Without county funding, the physical presence of extension services is not felt as readily. “It is important, I think, for the local community to know we are here and that we are open,” Gene Schmitz, livestock specialist for the University of Missouri Extension, said.
Without staff in each county, personal interactions are more difficult, and this is what makes extension “unique,” according to his Mizzou extension colleague Connie Mefford. Missouri invested its federal and state extension dollars into regional specialists after the budgets were slashed to $10,000 per office, the minimum funding allowed under the Smith-Lever Act of 1914.
For Makena Schultz, a leadership and civic engagement educator for Michigan State University Extension, funding cuts have meant fewer staff members with larger jurisdictions. To cover all 83 counties in Michigan, Schultz’s 10-person team travels regularly, but “can’t be everywhere at once,” so they have used online programming to fill the gaps where personal interaction isn’t an option.
Ramaswamy believes there’s still a need for the personal contact extension agents can provide, even in this electronic age, but he says existing funding structures will need to change.

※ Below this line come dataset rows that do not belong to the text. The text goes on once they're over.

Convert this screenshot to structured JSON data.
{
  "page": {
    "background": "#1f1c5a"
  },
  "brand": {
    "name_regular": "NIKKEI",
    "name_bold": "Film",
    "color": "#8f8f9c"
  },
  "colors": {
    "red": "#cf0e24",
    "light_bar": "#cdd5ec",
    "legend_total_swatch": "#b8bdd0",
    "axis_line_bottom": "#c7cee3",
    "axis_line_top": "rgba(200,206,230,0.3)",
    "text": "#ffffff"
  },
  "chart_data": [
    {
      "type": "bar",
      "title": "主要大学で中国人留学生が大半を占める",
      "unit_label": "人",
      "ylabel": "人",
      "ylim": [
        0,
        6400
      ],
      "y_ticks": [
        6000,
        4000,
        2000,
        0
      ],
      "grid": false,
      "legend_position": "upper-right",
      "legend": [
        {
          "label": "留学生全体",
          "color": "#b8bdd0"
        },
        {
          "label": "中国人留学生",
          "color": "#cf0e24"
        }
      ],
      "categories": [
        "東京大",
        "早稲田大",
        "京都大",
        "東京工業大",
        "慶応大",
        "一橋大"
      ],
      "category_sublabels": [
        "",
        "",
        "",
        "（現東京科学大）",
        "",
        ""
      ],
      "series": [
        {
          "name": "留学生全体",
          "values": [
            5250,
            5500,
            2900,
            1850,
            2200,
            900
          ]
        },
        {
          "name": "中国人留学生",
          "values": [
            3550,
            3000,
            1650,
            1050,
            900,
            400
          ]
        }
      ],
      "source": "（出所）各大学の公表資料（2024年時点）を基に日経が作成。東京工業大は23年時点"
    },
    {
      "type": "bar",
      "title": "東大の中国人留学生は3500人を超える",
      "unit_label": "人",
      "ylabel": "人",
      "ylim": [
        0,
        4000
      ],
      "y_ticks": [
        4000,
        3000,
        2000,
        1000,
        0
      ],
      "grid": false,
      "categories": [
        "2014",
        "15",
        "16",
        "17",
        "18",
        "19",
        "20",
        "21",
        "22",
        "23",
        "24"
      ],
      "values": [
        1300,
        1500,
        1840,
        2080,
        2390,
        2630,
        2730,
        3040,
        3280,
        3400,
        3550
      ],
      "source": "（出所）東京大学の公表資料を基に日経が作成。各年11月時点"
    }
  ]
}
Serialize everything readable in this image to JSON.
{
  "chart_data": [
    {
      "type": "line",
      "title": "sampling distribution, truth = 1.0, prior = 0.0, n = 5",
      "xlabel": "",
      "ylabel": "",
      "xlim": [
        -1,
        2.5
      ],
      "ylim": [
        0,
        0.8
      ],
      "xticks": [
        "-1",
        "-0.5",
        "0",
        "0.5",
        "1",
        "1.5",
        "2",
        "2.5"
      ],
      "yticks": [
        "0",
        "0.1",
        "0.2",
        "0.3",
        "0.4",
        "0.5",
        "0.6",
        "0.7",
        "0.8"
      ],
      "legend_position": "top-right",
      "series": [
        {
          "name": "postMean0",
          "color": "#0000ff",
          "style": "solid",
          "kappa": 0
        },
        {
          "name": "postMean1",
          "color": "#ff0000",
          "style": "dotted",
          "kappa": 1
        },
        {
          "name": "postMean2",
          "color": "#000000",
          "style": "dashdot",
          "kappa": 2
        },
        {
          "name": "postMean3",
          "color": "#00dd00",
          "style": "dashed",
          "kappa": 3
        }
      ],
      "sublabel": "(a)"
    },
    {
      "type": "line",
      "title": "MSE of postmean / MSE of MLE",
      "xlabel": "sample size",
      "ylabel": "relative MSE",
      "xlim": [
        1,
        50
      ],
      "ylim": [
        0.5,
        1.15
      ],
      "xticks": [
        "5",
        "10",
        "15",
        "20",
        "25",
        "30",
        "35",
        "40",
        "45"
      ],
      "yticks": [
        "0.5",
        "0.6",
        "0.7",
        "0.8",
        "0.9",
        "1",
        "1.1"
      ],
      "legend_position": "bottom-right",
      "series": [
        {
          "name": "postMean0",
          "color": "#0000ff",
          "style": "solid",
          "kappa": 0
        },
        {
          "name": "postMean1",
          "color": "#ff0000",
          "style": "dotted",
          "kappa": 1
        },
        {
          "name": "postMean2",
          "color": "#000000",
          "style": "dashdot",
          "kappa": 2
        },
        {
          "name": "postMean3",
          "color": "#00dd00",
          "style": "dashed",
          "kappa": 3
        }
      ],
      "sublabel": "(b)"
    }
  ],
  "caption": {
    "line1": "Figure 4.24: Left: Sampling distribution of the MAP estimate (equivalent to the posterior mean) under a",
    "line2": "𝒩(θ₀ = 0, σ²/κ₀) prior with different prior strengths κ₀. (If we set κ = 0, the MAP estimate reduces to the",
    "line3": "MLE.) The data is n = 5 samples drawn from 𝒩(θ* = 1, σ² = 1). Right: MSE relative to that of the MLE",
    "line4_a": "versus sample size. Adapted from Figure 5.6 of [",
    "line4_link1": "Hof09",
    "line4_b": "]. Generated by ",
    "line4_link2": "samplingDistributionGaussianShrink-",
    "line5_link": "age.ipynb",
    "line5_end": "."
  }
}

For instance, he suggests, clients could be charged for extension services, or at a minimum, for the travel expenses associated with field visits. Farmers may recognize that extension employees have a deep understanding of current ag research, but “sadly, farmers don’t think they need to pay for extension knowledge,” Ramaswamy argued. They instead seek out and compensate private Certified Crop Advisors and consultants for the same information the extension service offers, he said.
“They (extension agents) have to be able to get out and into the farms, get into the dirt, the soil, the plants,” he said, so funding that supports field visits is crucial. “No amount of drones running around, no amount of social media being posted is going to get you what extension is truly known for; that it’s a trustworthy, unbiased human interface.”